Aug. 30 (Bloomberg) -- India’s rupee completed its worst month since May 2010 as slowing economic growth spurred sales of the nation’s assets by foreign investors.
Asia’s third-largest economy expanded 7.7 percent last quarter from a year earlier, the smallest gain since 2009, a government report showed today. Overseas funds cut holdings of Indian shares by $2.3 billion this month through Aug. 29, the most since October 2008. The rupee also dropped on speculation oil importers bought dollars to pay month-end bills. Local financial markets are shut tomorrow and Sept. 1 for holidays.
“The performance of stocks has largely been the driver for the rupee,” said Vikas Babu, a currency trader at state-owned Andhra Bank in Mumbai. “Month-end oil demand also pressured the rupee.”
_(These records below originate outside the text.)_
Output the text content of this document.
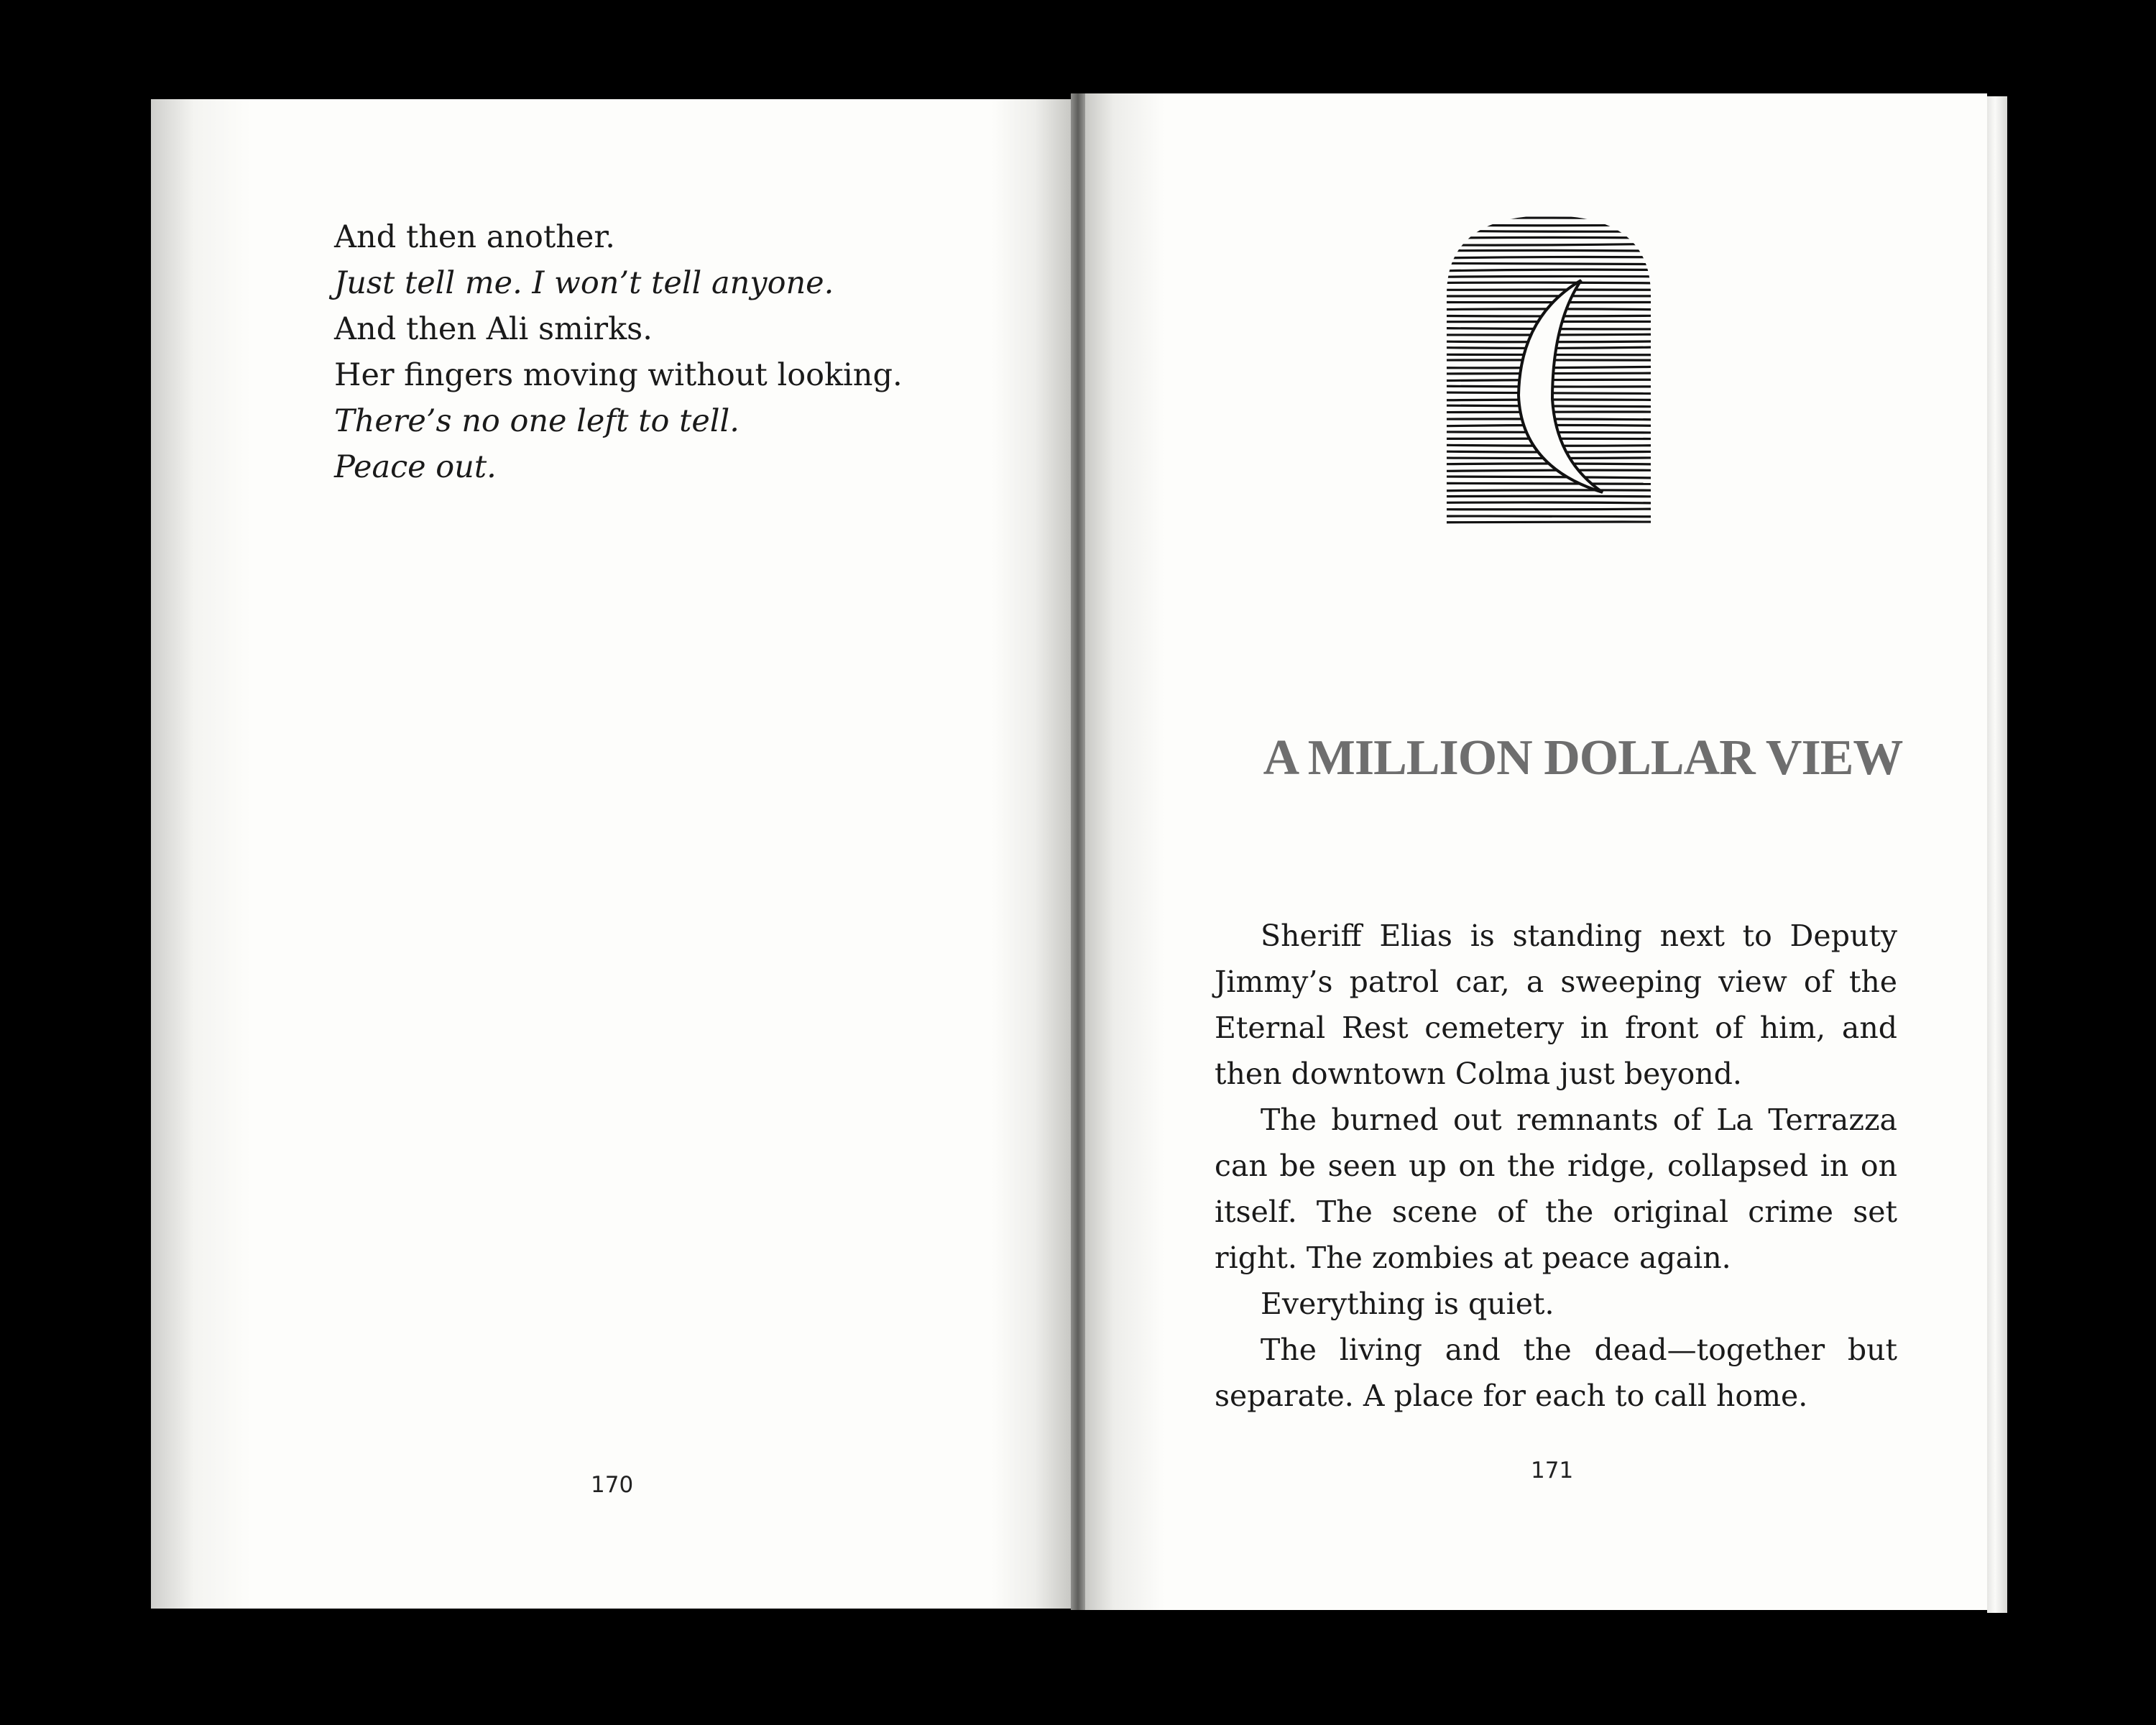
And then another.
Just tell me. I won’t tell anyone.
And then Ali smirks.
Her fingers moving without looking.
There’s no one left to tell.
Peace out.
170
A MILLION DOLLAR VIEW

Sheriff Elias is standing next to Deputy Jimmy’s patrol car, a sweeping view of the Eternal Rest cemetery in front of him, and then downtown Colma just beyond.

The burned out remnants of La Terrazza can be seen up on the ridge, collapsed in on itself. The scene of the original crime set right. The zombies at peace again.

Everything is quiet.

The living and the dead—together but separate. A place for each to call home.

171
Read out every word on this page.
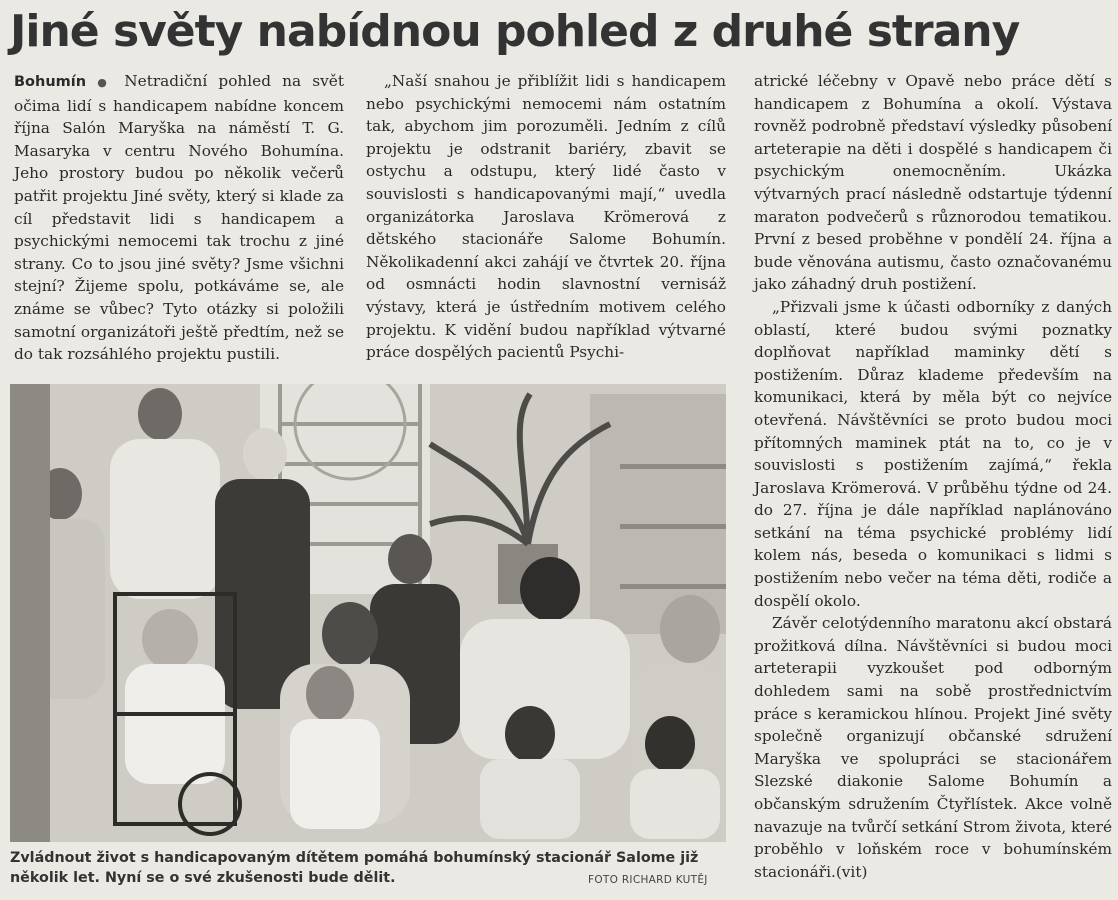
Jiné světy nabídnou pohled z druhé strany

Bohumín ● Netradiční pohled na svět očima lidí s handicapem nabídne koncem října Salón Maryška na náměstí T. G. Masaryka v centru Nového Bohumína. Jeho prostory budou po několik večerů patřit projektu Jiné světy, který si klade za cíl představit lidi s handicapem a psychickými nemocemi tak trochu z jiné strany. Co to jsou jiné světy? Jsme všichni stejní? Žijeme spolu, potkáváme se, ale známe se vůbec? Tyto otázky si položili samotní organizátoři ještě předtím, než se do tak rozsáhlého projektu pustili.

„Naší snahou je přiblížit lidi s handicapem nebo psychickými nemocemi nám ostatním tak, abychom jim porozuměli. Jedním z cílů projektu je odstranit bariéry, zbavit se ostychu a odstupu, který lidé často v souvislosti s handicapovanými mají,“ uvedla organizátorka Jaroslava Krömerová z dětského stacionáře Salome Bohumín. Několikadenní akci zahájí ve čtvrtek 20. října od osmnácti hodin slavnostní vernisáž výstavy, která je ústředním motivem celého projektu. K vidění budou například výtvarné práce dospělých pacientů Psychi-

atrické léčebny v Opavě nebo práce dětí s handicapem z Bohumína a okolí. Výstava rovněž podrobně představí výsledky působení arteterapie na děti i dospělé s handicapem či psychickým onemocněním. Ukázka výtvarných prací následně odstartuje týdenní maraton podvečerů s různorodou tematikou. První z besed proběhne v pondělí 24. října a bude věnována autismu, často označovanému jako záhadný druh postižení.

„Přizvali jsme k účasti odborníky z daných oblastí, které budou svými poznatky doplňovat například maminky dětí s postižením. Důraz klademe především na komunikaci, která by měla být co nejvíce otevřená. Návštěvníci se proto budou moci přítomných maminek ptát na to, co je v souvislosti s postižením zajímá,“ řekla Jaroslava Krömerová. V průběhu týdne od 24. do 27. října je dále například naplánováno setkání na téma psychické problémy lidí kolem nás, beseda o komunikaci s lidmi s postižením nebo večer na téma děti, rodiče a dospělí okolo.

Závěr celotýdenního maratonu akcí obstará prožitková dílna. Návštěvníci si budou moci arteterapii vyzkoušet pod odborným dohledem sami na sobě prostřednictvím práce s keramickou hlínou. Projekt Jiné světy společně organizují občanské sdružení Maryška ve spolupráci se stacionářem Slezské diakonie Salome Bohumín a občanským sdružením Čtyřlístek. Akce volně navazuje na tvůrčí setkání Strom života, které proběhlo v loňském roce v bohumínském stacionáři.(vit)

Zvládnout život s handicapovaným dítětem pomáhá bohumínský stacionář Salome již několik let. Nyní se o své zkušenosti bude dělit.	FOTO RICHARD KUTĚJ
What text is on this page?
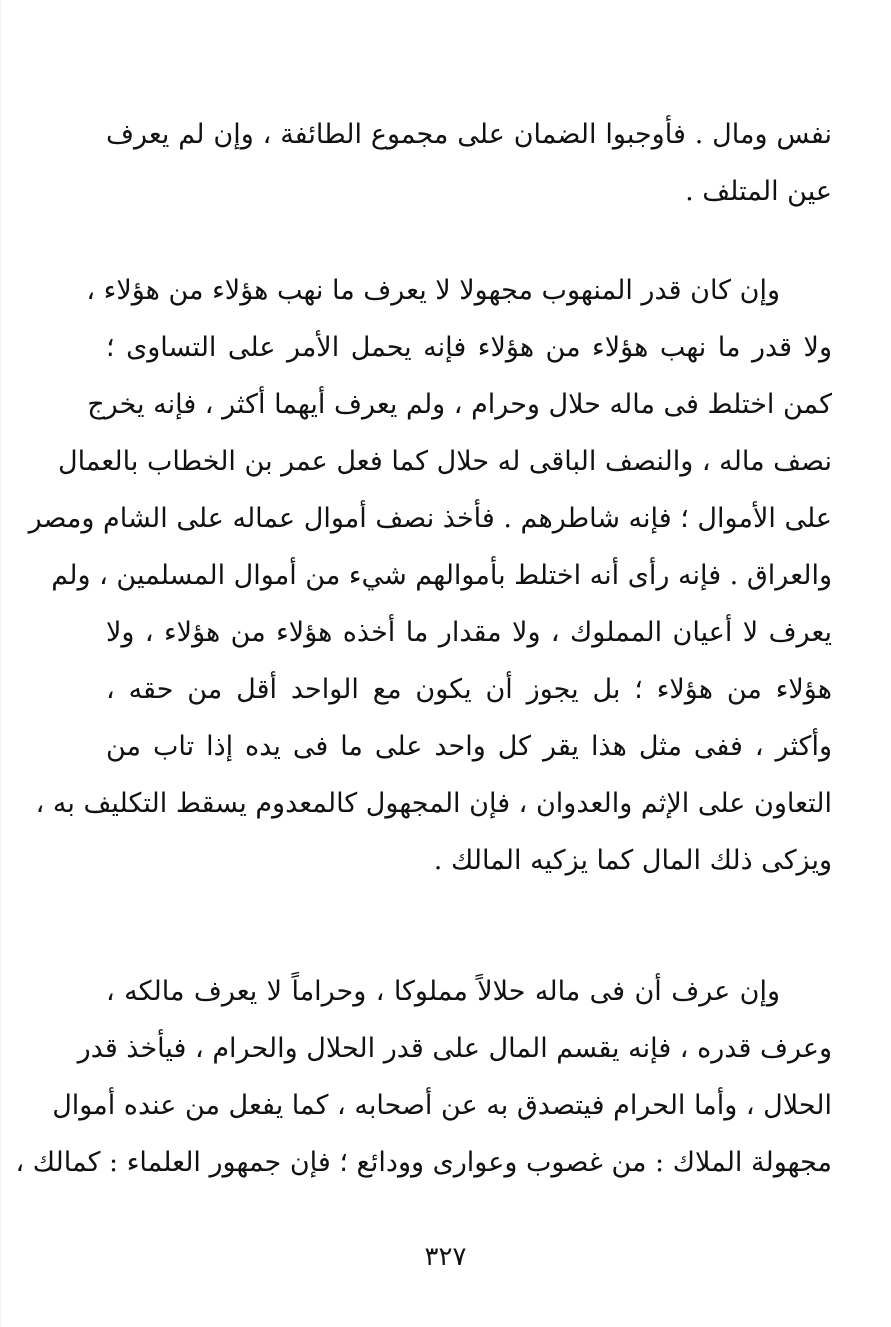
نفس ومال . فأوجبوا الضمان على مجموع الطائفة ، وإن لم يعرف
عين المتلف .
وإن كان قدر المنهوب مجهولا لا يعرف ما نهب هؤلاء من هؤلاء ،
ولا قدر ما نهب هؤلاء من هؤلاء فإنه يحمل الأمر على التساوى ؛
كمن اختلط فى ماله حلال وحرام ، ولم يعرف أيهما أكثر ، فإنه يخرج
نصف ماله ، والنصف الباقى له حلال كما فعل عمر بن الخطاب بالعمال
على الأموال ؛ فإنه شاطرهم . فأخذ نصف أموال عماله على الشام ومصر
والعراق . فإنه رأى أنه اختلط بأموالهم شيء من أموال المسلمين ، ولم
يعرف لا أعيان المملوك ، ولا مقدار ما أخذه هؤلاء من هؤلاء ، ولا
هؤلاء من هؤلاء ؛ بل يجوز أن يكون مع الواحد أقل من حقه ،
وأكثر ، ففى مثل هذا يقر كل واحد على ما فى يده إذا تاب من
التعاون على الإثم والعدوان ، فإن المجهول كالمعدوم يسقط التكليف به ،
ويزكى ذلك المال كما يزكيه المالك .
وإن عرف أن فى ماله حلالاً مملوكا ، وحراماً لا يعرف مالكه ،
وعرف قدره ، فإنه يقسم المال على قدر الحلال والحرام ، فيأخذ قدر
الحلال ، وأما الحرام فيتصدق به عن أصحابه ، كما يفعل من عنده أموال
مجهولة الملاك : من غصوب وعوارى وودائع ؛ فإن جمهور العلماء : كمالك ،
٣٢٧
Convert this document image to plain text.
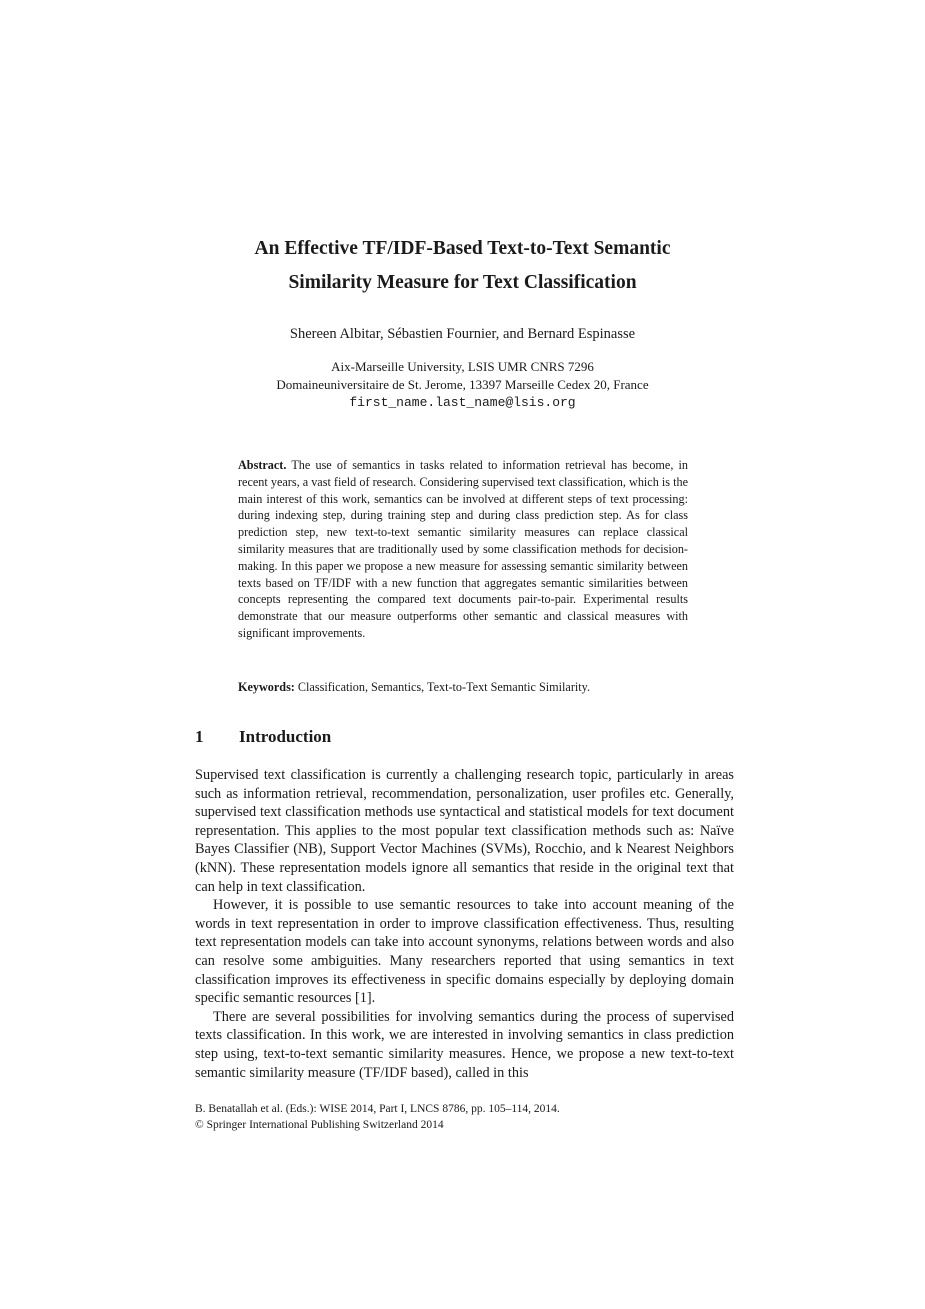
An Effective TF/IDF-Based Text-to-Text Semantic
Similarity Measure for Text Classification
Shereen Albitar, Sébastien Fournier, and Bernard Espinasse
Aix-Marseille University, LSIS UMR CNRS 7296
Domaineuniversitaire de St. Jerome, 13397 Marseille Cedex 20, France
first_name.last_name@lsis.org
Abstract. The use of semantics in tasks related to information retrieval has become, in recent years, a vast field of research. Considering supervised text classification, which is the main interest of this work, semantics can be involved at different steps of text processing: during indexing step, during training step and during class prediction step. As for class prediction step, new text-to-text semantic similarity measures can replace classical similarity measures that are traditionally used by some classification methods for decision-making. In this paper we propose a new measure for assessing semantic similarity between texts based on TF/IDF with a new function that aggregates semantic similarities between concepts representing the compared text documents pair-to-pair. Experimental results demonstrate that our measure outperforms other semantic and classical measures with significant improvements.
Keywords: Classification, Semantics, Text-to-Text Semantic Similarity.
1 Introduction

Supervised text classification is currently a challenging research topic, particularly in areas such as information retrieval, recommendation, personalization, user profiles etc. Generally, supervised text classification methods use syntactical and statistical models for text document representation. This applies to the most popular text classification methods such as: Naïve Bayes Classifier (NB), Support Vector Machines (SVMs), Rocchio, and k Nearest Neighbors (kNN). These representation models ignore all semantics that reside in the original text that can help in text classification.

However, it is possible to use semantic resources to take into account meaning of the words in text representation in order to improve classification effectiveness. Thus, resulting text representation models can take into account synonyms, relations between words and also can resolve some ambiguities. Many researchers reported that using semantics in text classification improves its effectiveness in specific domains especially by deploying domain specific semantic resources [1].

There are several possibilities for involving semantics during the process of supervised texts classification. In this work, we are interested in involving semantics in class prediction step using, text-to-text semantic similarity measures. Hence, we propose a new text-to-text semantic similarity measure (TF/IDF based), called in this

B. Benatallah et al. (Eds.): WISE 2014, Part I, LNCS 8786, pp. 105–114, 2014.
© Springer International Publishing Switzerland 2014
The rupee fell 4.1 percent this month to 46.09 per dollar as of the 5 p.m. close in Mumbai, the worst performance among Asia’s 10 most-traded currencies, according to data compiled by Bloomberg. It declined 0.1 percent today.
Offshore forwards indicate the Indian currency will trade at 46.45 to the dollar in three months, compared with expectations of 46.48 yesterday. Forwards are agreements to buy or sell assets at a set price and date. Non-deliverable contracts are settled in dollars.